Zago, que é Auditor de Controle Interno há mais de 20 anos na PMPA, recebeu a Beta Redação em uma das salas do imponente prédio da prefeitura, que fica no centro histórico de Porto Alegre. A construção reúne boa parte das secretarias do município, incluindo a Secretaria Municipal de Planejamento e Gestão, a qual Zago responde. O mentor do Portal da Transparência porto-alegrense mostrou à equipe uma pequena apresentação antes da conversa e a cada slide que passava mostrava-se orgulhoso pelo trabalho feito no portal. Não houve custos para a produção do espaço, apenas a utilização da estrutura de recursos humanos da prefeitura, visto que todo o portal foi desenvolvido pela Procempa (a empresa pública de informática e processamento de dados da PMPA) e toda a alimentação do portal é feita pelos mesmos profissionais que executam as tarefas originais. Quem termina a redação de uma licitação, por exemplo, é a pessoa responsável por coloca-la no portal. Hoje a única ação que depende de uma equipe própria para realizar é o abastecimento dos salários dos funcionários, o grande calcanhar de Aquiles do portal, segundo Zago.

Silvio Luis Zago é o responsável pelo Portal da Transparência Porto Alegrense

Zago é o responsável pelo Portal da Transparência Porto Alegrense. (Joaquim Oresko/Beta)

“Eu poderia falar pra vocês que o portal está 100%, mas eu sou muito crítico. Quer ver uma coisa? Hoje estamos na primeira semana de maio e ainda não temos o salário de março no portal. Falta março e abril! Quero que isso seja cada vez mais veloz, precisa ser mais ágil”, explica.

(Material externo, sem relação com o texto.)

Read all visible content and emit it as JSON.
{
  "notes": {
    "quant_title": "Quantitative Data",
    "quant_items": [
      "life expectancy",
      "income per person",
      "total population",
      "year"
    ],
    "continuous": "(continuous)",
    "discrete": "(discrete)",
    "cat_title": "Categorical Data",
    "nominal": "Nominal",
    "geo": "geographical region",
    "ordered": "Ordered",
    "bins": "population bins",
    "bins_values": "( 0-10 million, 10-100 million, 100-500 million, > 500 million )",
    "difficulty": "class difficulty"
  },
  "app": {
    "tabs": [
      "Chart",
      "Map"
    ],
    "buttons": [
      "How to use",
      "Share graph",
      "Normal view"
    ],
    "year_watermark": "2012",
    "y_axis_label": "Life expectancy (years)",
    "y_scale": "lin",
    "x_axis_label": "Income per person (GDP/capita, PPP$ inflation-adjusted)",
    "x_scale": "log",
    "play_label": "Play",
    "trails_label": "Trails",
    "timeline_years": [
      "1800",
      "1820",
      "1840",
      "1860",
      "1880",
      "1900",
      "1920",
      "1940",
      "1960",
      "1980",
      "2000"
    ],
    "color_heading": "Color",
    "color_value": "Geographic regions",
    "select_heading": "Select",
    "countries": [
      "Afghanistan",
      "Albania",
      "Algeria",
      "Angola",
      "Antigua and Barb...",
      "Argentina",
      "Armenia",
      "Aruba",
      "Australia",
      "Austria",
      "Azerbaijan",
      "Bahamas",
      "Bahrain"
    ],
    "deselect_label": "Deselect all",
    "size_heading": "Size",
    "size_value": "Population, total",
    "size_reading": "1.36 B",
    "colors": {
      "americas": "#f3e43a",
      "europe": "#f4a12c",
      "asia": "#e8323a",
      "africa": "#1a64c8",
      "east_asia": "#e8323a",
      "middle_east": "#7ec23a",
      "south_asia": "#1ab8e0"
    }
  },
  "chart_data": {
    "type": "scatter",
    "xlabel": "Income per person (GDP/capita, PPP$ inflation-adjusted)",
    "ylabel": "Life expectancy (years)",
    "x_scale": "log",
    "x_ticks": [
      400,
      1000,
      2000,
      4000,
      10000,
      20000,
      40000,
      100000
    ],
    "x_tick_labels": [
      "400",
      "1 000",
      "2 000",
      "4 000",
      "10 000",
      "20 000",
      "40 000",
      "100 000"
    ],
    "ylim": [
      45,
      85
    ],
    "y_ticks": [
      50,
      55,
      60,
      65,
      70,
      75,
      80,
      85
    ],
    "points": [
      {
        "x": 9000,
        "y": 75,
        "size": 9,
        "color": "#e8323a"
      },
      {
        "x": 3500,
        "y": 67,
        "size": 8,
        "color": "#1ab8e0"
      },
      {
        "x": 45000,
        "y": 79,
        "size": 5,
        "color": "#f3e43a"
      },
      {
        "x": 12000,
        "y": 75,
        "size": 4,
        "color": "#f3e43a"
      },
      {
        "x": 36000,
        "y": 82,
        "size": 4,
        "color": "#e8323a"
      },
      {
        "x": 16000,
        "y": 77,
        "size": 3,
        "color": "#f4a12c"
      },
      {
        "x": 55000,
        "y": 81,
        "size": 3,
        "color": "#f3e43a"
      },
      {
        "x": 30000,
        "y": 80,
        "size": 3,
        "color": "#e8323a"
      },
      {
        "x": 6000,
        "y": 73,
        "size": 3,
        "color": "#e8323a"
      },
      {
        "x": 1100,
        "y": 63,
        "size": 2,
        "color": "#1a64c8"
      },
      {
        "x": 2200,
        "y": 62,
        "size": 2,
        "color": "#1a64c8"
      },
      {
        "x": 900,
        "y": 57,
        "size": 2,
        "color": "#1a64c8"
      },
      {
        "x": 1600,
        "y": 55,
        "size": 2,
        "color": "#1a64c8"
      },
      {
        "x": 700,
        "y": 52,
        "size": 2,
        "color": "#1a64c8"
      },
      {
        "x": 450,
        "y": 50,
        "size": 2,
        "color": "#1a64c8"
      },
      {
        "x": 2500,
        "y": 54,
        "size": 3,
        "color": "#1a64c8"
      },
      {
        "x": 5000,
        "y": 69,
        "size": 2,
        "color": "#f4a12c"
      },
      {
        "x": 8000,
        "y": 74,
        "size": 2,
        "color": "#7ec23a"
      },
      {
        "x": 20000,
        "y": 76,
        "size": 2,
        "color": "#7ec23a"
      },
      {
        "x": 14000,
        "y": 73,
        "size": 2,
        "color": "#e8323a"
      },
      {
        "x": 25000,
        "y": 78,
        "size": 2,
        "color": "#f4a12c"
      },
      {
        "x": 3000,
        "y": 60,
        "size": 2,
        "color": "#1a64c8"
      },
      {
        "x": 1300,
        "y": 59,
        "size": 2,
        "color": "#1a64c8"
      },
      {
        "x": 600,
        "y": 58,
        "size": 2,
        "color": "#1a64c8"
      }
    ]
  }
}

Todos os dados apresentados acima são da gestão do ex-prefeito Fortunati que decidiu publicar até mesmo os salários dos servidores nominalmente, o que a legislação não deixa claro que precisa ser feito e que a grande maioria dos órgãos públicos não faz. Quando Nelson Marchezan Jr. assumiu a prefeitura, em janeiro deste ano, inúmeras secretarias foram fundidas ou suprimidas da administração municipal. Questionado sobre o futuro do portal da Transparência na atual gestão, Zago é enfático ao dizer que o caminho é sempre melhorar estes dados e jamais retroceder e que o novo prefeito já se mostrou bastante sensível ao tema “Indo  na contra-mão das extinções o Prefeito pretende criar uma secretaria da Transparência, o que mostra claramente a posição de Marchezan quanto ao nosso trabalho, e nos incentiva a trabalhar cada vez mais” afirma.

Mas afinal, qual é o segredo para um portal tão bem estruturado, funcional e conceituado pelos órgãos reguladores?

“Primeiramente eu fico muito feliz quando vejo que o Portal deu certo porque fui eu quem desenhou todos aqueles botõeszinhos que vocês veem quando acessam o site. Mas sem os meus colegas, sem os nosso corpo técnico extremamente capacitado a gente não teria chego a lugar algum. Nós só fizemos o arroz com feijão, fizemos exatamente o que a lei pedia”, conclui orgulhoso.